Se você for ao mercado e comprar macarrão, molho de tomate, pimenta e queijo, poderá fazer tagliatelle all'arrabiata na sua casa, para várias pessoas, por menos de cinquenta reais. Se for a um restaurante “normal”, pode ser que pague 40 reais em um prato individual. Se o restaurante tiver guardanapos de pano, pode ser que pague 50. Se o nome do restaurante for em italiano, pode ser que pague 60. Se o próprio cardápio estiver escrito em italiano, você estará em São Paulo.
Tá
(quase)tudo bem, eu também gosto de restaurantes. Paga-se pelo trabalho de preparo, pela comodidade, pela ambiência, pelos objetos, pelo conforto da cadeira, pelas opções disponíveis para comer, pela localização.Um dia li algo do tipo que a localização é algo tão importante pra um restaurante, que escrever sobre restaurantes é na verdade escrever sobre lugares.

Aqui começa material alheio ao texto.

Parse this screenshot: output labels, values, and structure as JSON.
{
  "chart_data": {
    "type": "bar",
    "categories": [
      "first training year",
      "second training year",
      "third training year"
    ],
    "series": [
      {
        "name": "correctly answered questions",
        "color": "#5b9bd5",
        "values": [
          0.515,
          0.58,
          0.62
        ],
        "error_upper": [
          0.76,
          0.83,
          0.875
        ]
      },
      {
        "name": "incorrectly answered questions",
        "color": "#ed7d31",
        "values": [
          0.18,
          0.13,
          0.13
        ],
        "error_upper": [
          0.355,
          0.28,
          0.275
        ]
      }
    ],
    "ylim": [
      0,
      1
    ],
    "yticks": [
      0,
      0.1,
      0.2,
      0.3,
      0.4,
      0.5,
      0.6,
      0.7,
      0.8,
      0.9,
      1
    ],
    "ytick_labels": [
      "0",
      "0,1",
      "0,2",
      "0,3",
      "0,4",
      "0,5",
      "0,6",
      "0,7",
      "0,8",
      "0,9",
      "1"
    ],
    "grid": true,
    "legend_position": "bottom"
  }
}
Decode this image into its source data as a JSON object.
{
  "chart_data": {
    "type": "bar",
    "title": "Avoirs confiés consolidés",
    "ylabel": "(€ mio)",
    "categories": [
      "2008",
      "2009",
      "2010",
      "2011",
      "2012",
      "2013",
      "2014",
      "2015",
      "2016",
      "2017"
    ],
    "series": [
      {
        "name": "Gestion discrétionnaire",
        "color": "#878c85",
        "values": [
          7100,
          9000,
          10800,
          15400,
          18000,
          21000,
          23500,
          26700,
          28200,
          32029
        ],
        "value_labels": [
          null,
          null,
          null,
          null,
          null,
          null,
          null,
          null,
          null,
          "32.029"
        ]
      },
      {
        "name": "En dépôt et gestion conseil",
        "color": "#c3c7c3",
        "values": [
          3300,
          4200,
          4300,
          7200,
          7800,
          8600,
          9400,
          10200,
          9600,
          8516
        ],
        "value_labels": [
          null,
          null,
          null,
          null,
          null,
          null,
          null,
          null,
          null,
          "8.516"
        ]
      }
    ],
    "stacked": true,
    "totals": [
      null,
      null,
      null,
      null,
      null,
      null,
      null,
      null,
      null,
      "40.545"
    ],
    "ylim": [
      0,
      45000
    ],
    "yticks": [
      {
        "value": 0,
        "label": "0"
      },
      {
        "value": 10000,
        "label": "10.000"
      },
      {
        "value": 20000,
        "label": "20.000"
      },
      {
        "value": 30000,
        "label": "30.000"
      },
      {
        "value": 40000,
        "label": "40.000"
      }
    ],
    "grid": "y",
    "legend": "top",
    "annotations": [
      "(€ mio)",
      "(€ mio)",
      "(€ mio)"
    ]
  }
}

Acho que também dá pra escrever sobre épocas e amigos. Quando eu era recém formada, e por alguns anos depois disso, eu encontrava meus amigos no Rio de Janeiro para beber. E ponto, era isso o que fazíamos. Se o bar tivesse batata frita ou pastel E fosse barato, aí talvez a gente comesse isso.
Um dia eu me mudei pra São Paulo, e passei a conviver com pessoas que tinham mais dinheiro. De pouco em pouco, me acostumei a pagar 50 reais em um prato de almoço numa terça-feira em um lugar normal. 60 reais por um hamburguer. 7 reais em um café expresso. 30 reais em uma taça de vinho. Alias, descobri que se vendia taça de vinho avulsamente. Também descobri que alguns restaurantes tinham chefs que eram celebridades. (E que se paga por isso também).
Um outro dia um colega doutorando me chamou pra almoçar no centro de São Paulo, para gente trocar ideia sobre as nossas pesquisas. Marcamos num daqueles restaurantes tradicionais, com móveis de madeira escura e garçons senhores. Sentamos, pedimos um suco e então ele disse “só não vamos comer aqui, porque é muito caro, um prato de almoço deve ser uns 35 reais”. Foi um momento derradeiro, tipo chá-revelação-da-minha-classe-social-doutoranda. “Essa sou eu”, pensei. Eu tinha me esquecido de que podia considerar caro um almoço de 35 reais, sem sentir vergonha disso. Terminamos um suco, levantamos e fomos almoçar em um restaurante à quilo ali perto. Minha conta deu 15 reais.
Essa semana descobri que abriram restaurantes paulistas no Rio. Com nomes e cardápios em italiano. Com pratos que custam mais do que cem reais. Eu achei que todas as pessoas ricas do Brasil morassem em São Paulo.
Mas eu amo que em plena Avenida Paulista, em frente ao meu prédio favorito de São Paulo (o “Paulicéia”), fica um bar normal, de nome “Puppy”. E que em frente ao MASP, um dos principais museus da cidade, fica um restaurante normal, com comida brasileira normal, com o melhor nome “Charme da Paulista”. Quem souber como a avenida mais famosa do Brasil escapou da especulação imobiliária-gastronômica, me conta. Obviamente, o MASP, o IMS e a Japan House tem seus restaurantes caros, mas estão devidamente escondidos dentro dos museus, e não na rua.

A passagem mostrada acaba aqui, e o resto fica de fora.